Millennials Driving Ethnic-Food Trends

CL Jan/Feb: Cook Once, Eat 3x

As millennials look for more variety in their food choices, Dan Glendinning, National Sales and Marketing manager at Hormel Foods, says the company is tailoring its offerings to meet the demand.

“The Mexican and Latin-American influences have really grown,” he says. “We’ve seen some success with our carnitas and barbacoas within the industry.”

Canada represents one of the most diverse markets for ethnic cuisine in the world, he adds, noting Thai, Indian and other Asian cuisines have also taken centre stage in 2018.

With an influx of grocerants — combination spaces that serve a time-strapped population with ready-made meals — suppliers are finding a niche with millennials who may not have the time or skill to cook the meals they enjoy, or want to try.

Glendinning says beef brisket and other smoked-meat products have increased in sales and popularity in 2018. The company is currently working on introducing Korean barbecue-beef products, chicken tikki and more in 2019.

“The biggest part is [for chefs] to not be afraid to try new things,” Glendinning says. “We see items like a butter-chicken pizza or a Thai-style pizza — they’re looking for food outside of the norm. It comes down to not being afraid to incorporate, say, a chicken tinga into a topping for poutine.”

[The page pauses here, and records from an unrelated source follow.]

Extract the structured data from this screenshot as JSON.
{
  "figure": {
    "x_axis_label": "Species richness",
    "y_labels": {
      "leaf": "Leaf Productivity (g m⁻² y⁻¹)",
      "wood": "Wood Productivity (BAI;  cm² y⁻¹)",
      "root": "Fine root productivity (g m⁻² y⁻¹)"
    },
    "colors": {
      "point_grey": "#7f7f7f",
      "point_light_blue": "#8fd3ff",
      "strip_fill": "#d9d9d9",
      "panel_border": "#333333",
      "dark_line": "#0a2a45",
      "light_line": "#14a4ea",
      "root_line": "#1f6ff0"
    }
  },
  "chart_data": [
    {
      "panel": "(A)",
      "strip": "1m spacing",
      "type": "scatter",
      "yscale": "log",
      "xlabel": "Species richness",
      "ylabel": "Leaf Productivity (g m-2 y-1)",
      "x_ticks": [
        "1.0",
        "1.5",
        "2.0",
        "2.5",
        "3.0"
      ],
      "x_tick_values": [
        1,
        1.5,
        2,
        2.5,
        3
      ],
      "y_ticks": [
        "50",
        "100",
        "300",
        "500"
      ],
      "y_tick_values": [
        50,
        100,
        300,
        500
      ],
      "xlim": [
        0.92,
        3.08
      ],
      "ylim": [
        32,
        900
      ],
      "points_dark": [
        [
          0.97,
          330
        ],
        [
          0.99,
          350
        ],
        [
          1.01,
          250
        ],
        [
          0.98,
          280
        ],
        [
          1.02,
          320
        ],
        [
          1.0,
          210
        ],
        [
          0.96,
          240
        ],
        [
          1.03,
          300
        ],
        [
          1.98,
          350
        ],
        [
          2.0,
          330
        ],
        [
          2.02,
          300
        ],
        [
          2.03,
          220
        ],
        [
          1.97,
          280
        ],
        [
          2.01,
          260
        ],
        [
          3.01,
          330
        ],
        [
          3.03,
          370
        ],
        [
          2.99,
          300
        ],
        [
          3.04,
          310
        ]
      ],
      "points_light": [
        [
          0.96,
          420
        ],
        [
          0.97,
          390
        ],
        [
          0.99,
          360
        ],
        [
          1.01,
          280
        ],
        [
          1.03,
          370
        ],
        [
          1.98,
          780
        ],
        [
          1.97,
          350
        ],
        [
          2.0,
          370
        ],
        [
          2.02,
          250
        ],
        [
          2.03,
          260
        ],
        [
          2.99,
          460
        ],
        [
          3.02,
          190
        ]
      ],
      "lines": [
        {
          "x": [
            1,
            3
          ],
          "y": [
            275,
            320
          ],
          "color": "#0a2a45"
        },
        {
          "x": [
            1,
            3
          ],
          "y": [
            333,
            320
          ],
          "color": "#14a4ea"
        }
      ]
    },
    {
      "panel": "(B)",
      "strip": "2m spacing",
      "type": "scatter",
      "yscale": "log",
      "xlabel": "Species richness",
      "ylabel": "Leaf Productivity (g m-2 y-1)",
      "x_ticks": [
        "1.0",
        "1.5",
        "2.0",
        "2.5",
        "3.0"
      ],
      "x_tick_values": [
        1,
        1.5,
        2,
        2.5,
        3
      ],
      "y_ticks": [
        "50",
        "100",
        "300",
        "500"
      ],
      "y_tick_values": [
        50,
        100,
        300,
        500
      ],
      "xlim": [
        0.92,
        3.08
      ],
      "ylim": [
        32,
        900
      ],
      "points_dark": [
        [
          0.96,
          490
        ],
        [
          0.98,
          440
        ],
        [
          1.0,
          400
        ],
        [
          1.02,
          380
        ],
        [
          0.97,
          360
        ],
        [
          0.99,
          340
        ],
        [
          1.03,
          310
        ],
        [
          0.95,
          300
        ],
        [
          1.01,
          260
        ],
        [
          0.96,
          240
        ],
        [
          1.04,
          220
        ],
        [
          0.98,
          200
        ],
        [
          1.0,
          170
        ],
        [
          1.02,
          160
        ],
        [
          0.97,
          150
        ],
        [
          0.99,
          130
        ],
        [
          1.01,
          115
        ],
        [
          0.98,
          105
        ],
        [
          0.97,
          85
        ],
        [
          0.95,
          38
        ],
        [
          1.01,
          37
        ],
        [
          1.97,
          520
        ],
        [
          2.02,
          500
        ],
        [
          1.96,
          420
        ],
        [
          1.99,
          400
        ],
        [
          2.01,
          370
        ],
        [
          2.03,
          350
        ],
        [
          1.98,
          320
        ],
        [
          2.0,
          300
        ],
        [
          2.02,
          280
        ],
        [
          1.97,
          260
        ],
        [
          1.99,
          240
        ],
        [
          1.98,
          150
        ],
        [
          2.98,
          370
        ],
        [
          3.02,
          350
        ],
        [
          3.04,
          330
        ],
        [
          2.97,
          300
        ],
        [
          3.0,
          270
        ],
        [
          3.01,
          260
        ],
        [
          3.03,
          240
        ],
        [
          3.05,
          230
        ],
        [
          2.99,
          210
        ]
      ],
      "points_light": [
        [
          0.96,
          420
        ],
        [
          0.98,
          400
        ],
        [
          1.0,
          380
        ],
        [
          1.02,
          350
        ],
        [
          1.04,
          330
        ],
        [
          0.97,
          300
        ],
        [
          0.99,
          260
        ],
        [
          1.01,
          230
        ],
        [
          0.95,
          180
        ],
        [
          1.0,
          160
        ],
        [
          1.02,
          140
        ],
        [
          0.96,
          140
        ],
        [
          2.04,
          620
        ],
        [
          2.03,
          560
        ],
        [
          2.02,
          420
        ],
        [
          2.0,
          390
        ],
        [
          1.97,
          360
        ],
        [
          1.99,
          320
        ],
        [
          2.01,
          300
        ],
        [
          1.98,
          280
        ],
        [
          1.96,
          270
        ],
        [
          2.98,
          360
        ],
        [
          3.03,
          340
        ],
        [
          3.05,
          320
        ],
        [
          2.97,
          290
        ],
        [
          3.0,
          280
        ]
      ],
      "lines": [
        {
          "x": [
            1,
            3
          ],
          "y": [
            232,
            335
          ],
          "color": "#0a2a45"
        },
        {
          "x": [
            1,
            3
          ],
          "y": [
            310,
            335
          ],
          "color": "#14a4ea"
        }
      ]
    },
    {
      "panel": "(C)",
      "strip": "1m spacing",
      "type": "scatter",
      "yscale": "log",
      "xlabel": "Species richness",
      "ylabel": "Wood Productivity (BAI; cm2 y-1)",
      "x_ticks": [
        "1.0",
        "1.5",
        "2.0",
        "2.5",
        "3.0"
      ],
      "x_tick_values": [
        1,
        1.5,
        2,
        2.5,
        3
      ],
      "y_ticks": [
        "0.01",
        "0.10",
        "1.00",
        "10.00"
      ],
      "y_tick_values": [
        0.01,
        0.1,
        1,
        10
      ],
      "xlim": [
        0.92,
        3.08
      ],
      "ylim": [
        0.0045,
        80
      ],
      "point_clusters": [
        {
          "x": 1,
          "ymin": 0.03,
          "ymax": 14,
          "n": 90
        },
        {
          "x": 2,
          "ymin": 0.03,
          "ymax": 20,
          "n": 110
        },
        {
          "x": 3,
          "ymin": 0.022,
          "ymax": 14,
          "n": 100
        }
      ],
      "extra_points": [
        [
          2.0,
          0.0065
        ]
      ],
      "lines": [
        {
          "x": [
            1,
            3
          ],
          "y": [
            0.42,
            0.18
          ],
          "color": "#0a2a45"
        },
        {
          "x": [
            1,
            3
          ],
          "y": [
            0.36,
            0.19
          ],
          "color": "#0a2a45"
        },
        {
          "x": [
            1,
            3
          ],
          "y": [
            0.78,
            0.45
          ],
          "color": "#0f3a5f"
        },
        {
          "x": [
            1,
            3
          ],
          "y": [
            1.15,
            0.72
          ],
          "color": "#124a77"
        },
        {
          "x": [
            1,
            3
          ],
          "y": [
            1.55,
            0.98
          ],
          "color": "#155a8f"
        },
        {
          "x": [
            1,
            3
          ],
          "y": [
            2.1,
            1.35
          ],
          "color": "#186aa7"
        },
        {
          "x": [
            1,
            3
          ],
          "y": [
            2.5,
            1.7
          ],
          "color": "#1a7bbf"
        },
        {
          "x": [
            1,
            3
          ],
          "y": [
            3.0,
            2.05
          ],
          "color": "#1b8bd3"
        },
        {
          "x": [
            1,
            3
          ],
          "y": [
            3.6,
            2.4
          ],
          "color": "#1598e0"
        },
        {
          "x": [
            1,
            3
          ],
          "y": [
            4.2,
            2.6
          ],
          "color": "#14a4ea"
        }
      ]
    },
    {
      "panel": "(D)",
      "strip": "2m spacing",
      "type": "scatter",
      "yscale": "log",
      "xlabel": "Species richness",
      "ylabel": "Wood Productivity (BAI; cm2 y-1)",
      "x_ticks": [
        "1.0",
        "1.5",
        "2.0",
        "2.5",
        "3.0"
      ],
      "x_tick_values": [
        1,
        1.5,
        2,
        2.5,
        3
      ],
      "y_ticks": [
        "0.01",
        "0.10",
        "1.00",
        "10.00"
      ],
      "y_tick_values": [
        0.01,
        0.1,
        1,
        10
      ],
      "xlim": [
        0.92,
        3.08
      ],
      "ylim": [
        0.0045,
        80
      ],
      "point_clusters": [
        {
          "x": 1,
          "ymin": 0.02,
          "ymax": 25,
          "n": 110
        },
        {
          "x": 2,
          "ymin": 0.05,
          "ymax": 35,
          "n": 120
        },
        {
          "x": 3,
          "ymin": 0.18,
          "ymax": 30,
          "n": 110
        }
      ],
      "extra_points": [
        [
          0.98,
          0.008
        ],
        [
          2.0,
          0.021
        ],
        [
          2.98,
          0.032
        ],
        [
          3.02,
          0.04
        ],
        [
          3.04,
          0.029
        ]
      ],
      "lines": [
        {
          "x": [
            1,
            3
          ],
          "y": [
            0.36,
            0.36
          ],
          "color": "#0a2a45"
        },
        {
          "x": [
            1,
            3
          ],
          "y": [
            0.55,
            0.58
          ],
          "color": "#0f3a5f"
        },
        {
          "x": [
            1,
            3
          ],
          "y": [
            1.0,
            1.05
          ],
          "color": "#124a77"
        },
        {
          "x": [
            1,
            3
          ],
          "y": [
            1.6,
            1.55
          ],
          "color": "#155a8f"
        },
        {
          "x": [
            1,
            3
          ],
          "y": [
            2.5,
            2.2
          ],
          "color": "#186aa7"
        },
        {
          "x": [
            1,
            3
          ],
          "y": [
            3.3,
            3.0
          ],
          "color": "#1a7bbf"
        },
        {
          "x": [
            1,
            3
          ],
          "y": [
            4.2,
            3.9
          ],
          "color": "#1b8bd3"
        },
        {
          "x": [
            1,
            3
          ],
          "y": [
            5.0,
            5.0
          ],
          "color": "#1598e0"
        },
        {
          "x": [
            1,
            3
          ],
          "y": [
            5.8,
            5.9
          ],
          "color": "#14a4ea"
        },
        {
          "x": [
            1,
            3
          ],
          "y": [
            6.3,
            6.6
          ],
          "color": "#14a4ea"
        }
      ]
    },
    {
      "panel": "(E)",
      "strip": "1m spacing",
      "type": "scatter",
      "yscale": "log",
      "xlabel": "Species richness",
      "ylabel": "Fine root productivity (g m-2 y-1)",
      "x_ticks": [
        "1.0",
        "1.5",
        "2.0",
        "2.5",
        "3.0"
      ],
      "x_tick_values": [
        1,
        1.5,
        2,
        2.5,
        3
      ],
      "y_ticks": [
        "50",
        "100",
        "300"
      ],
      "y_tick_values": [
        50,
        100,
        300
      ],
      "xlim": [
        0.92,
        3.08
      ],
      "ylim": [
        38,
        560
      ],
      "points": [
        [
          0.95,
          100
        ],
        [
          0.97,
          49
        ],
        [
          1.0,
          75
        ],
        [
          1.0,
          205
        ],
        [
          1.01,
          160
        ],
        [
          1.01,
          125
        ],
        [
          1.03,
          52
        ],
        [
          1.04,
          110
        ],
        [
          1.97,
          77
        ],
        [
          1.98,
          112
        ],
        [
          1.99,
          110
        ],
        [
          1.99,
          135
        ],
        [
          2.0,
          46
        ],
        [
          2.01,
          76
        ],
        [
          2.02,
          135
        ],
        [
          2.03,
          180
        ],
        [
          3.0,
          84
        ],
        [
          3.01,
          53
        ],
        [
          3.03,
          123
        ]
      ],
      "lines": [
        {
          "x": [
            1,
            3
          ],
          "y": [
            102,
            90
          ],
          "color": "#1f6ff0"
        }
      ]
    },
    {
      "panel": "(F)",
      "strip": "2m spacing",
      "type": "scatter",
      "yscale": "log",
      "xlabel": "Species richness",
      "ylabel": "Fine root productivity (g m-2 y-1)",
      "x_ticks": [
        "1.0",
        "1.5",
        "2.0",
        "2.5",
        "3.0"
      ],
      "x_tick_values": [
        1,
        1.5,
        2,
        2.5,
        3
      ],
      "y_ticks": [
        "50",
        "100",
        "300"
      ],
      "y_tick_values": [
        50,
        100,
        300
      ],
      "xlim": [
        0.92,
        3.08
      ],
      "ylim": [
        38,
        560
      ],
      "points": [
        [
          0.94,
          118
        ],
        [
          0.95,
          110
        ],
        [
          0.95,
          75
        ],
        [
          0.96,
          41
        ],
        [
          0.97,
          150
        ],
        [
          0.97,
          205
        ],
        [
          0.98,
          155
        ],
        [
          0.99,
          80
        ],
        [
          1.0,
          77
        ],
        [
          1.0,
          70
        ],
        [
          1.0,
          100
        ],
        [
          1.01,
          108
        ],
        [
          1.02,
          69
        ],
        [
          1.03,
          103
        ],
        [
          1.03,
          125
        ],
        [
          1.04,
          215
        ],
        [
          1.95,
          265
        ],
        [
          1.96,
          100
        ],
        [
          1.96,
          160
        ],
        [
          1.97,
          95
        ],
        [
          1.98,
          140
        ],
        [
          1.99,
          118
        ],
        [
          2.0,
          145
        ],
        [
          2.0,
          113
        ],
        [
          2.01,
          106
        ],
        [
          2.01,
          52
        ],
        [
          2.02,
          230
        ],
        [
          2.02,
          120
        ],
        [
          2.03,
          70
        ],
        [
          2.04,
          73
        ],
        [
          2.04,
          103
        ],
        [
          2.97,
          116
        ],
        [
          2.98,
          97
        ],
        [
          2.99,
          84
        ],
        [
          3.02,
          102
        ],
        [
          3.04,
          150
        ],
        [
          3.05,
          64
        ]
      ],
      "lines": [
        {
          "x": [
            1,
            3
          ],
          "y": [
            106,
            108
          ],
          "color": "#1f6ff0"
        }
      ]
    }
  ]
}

He also says operators need to capitalize on consumers’ curiosity by introducing foods that get them away from the “same-old, same-old” at restaurants. He notes Hormel’s offerings are also targeting the busy millennial who simply doesn’t have the time to prepare restaurant-style food at home.

“Millennials aren’t as skilled when it comes to cooking, but they want the uniqueness. We’re trying to take a grasp of international flavours and bring it into products that are fully ready to go and are easy to make while still providing the quality.”